さらに単純に「知る」ことにはとんでもないエネルギーが必要である。自分の意見にとって都合の良いことも悪いことも全て調べなければ主張というものは価値のあるものにならない。だから僕は主張が出来ない。
意見と主張の一致というのはとても難しい。
そして僕は自分に似た奴に甘いので主張に高いハードルを感じているひとはしおらしいくて素敵だなとおもう。感覚的に主張にはそれだけに止まらない欲望のようなものも多々感じる。

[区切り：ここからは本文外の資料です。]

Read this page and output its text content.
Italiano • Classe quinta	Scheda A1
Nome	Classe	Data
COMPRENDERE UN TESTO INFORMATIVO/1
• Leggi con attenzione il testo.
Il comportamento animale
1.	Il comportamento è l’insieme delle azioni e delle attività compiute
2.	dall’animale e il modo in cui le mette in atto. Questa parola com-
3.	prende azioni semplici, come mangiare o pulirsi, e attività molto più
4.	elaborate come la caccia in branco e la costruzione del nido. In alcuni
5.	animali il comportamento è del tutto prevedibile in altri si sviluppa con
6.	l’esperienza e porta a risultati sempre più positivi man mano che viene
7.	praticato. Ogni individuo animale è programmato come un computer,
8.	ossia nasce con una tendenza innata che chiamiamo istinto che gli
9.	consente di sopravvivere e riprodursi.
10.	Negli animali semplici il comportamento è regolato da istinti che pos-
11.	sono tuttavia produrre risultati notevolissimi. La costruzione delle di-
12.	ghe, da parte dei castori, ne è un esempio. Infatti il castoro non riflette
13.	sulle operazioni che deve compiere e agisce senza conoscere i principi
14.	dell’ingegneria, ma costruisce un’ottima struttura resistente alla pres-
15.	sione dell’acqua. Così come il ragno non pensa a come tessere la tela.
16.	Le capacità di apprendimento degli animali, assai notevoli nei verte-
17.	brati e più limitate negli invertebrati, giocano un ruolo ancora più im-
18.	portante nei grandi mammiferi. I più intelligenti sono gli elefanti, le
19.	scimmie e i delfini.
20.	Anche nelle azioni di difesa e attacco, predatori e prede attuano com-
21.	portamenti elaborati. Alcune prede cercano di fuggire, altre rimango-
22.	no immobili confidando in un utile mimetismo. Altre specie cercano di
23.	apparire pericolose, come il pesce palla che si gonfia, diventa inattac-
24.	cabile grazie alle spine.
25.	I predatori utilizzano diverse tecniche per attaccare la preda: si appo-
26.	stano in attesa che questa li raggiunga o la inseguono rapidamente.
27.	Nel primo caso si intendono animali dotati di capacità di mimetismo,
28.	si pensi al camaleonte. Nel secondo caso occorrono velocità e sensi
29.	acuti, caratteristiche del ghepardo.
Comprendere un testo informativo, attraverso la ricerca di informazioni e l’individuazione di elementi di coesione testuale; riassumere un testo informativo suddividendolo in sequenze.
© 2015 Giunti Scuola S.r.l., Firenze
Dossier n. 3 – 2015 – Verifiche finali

(気のせいかもしれないが)
そういう欲望からはできるだけ遠い場所にいたい。
「主張」をするからには傷付くことを躊躇ってはいけない。
それは心無い反対意見などで傷付くことではなく、自分の無恥を自覚することや様々な欲に巻きこまれてうまれる傷。
しかし僕にはそんなのは耐え難い。
「犯罪は悪だ」ということを主張することすらできない。
これを主張するには善悪を学ぶことからはじめなくてはならない。
さらに主張は主語が大きい場面がおおすぎる。それもまた僕に主張ができない要因の一つだ。(女性は、男性は等)
男性の立場も女性の立場もどうでもいい。代弁者気取りはムカつく。
ただ目の届く範囲にいる僕が大切だと思う人たちにはそういう大きな主語じゃなくていいから、もっと自分個人としてだけの欲望や意見を大切にして欲しいと思う。
ぼくにとってそれは社会、倫理観や道徳よりも重い。
だれもわかってくれなくていいけど。
言いたいことはいつも生まれては行き場を無くして消えていく。